Tanah Datar, (JMG)- PAMSIMAS (Penyediaan Air Minum dan Sanitasi Berbasis Masyarakat) adalah Program Nasional yang bernilai Triliunan rupiah yang didanai melalui Pinjaman Bank Dunia (Word Bank) yang diatur melalui UU No. 7 tahun 2004 tentang Sumber Daya Air dan UU No. 32 tahun 2004 tentang Pemerintahan Daerah, cikal bakal Program Pamsimas yakni WSSLIC (Second Watwer and Sanitation for Low Income Comonitie) I Periode pelaksanaan Tahun 1993-1999, dan WSSLIC II Periode 2000-2009, dan dilanjutkan dengan Program PAMSIMAS I Tahun 2008-2013, PAMSIMAS II Tahun 2013-2016, PAMSIMAS III Tahun 2016-2020, dan berakhir Desember 2021, dengan target UNIVERSAL ACCESS 100-0-100 kesediaan Air Minum dan Sanitasi yang layak untuk masyarakat.
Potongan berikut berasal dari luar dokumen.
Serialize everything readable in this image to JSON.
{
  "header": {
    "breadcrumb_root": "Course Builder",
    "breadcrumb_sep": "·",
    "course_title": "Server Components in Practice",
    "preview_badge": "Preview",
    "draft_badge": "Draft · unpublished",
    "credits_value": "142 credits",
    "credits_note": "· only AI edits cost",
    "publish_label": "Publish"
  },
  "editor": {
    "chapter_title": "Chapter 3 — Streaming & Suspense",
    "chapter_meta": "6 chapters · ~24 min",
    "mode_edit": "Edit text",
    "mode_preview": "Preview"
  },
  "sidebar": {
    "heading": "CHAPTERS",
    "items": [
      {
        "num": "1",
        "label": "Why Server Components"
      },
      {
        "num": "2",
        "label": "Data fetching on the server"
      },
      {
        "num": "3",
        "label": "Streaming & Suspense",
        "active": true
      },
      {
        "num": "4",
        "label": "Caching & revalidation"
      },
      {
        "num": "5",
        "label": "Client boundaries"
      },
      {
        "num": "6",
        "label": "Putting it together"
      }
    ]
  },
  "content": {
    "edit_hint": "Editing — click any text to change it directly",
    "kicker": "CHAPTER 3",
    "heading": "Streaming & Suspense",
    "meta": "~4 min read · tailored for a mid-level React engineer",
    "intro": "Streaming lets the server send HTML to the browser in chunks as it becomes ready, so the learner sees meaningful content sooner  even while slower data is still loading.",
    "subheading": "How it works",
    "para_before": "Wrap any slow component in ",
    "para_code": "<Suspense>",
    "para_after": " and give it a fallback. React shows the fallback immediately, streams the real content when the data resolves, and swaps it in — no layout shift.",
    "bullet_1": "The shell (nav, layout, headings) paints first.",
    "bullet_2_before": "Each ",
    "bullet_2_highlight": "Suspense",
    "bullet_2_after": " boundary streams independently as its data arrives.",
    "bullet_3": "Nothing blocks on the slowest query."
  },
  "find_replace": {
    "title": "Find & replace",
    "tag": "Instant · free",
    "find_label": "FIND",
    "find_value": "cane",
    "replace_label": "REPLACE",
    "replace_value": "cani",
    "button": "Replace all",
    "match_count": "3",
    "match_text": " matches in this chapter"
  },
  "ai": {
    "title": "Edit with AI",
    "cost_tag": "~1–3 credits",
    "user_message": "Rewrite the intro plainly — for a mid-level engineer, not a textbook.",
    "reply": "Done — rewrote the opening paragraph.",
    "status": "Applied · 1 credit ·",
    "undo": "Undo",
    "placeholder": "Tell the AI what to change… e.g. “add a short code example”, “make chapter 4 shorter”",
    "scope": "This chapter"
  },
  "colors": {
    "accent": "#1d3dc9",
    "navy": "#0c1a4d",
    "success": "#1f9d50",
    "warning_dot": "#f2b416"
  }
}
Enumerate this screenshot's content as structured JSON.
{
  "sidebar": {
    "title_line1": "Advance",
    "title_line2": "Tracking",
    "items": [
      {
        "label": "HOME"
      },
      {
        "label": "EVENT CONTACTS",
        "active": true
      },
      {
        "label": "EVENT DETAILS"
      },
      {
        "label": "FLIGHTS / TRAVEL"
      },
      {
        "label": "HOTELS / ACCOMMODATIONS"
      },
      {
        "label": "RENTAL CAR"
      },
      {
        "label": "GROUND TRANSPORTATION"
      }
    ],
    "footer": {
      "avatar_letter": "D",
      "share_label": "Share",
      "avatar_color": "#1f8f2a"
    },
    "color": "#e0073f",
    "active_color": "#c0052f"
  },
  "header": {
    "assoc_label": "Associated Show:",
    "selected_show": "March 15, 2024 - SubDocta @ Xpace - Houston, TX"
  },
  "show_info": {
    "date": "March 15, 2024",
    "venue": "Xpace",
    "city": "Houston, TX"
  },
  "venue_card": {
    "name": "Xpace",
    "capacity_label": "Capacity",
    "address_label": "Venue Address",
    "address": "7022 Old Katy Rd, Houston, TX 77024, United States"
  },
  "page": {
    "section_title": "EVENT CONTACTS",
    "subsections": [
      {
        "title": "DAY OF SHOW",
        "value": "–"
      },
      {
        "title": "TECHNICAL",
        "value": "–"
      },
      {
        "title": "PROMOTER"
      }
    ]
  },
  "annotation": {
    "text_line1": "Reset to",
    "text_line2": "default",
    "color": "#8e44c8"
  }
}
Dengan sangat besarnya Hutang negara melalui Bank Dunia, mulai dari Tahun 1993 dan berakhir 2021, untuk sebuah Program yang sangat mulia demi kesejahteraan masyarakat dalam mengakses Air Minum dan Sanitasi yang layak, ternyata realita di lapangan yang terjadi masih belum sesuai dengan target Universal Access 100-0-100 dan azaz manfaat yang bisa dirasakan masyarakat tidak sebagaimana yang diharapkan.


Banyak faktor penyebab hal itu terjadi, mulai dari pemahaman masyarakat itu sendiri terkait sistem keberlanjutan program Paska Pamsimas, masalah internal pengurus KPSPAMS, profesionalitas Fasilitator (DC dan anggotanya) yang disediakan pemerintah melalui perusahaan Konsultan, dan kurangnya keseriusan Pemerintah mulai dari tingkat Nagari (Desa) sampai ketingkat Kabupaten/kota, selama Program berjalan, pihak Pemerintah lebih gigih dan fokus pada usaha memaksimalkan Penyerapan Anggaran dari Program Pamsimas untuk Lokasi Baru, sebab untuk lokasi baru Pamsimas, Bank Dunia melalui APBN nya mengucurkan dana pinjaman yang sangat besar nominalnya.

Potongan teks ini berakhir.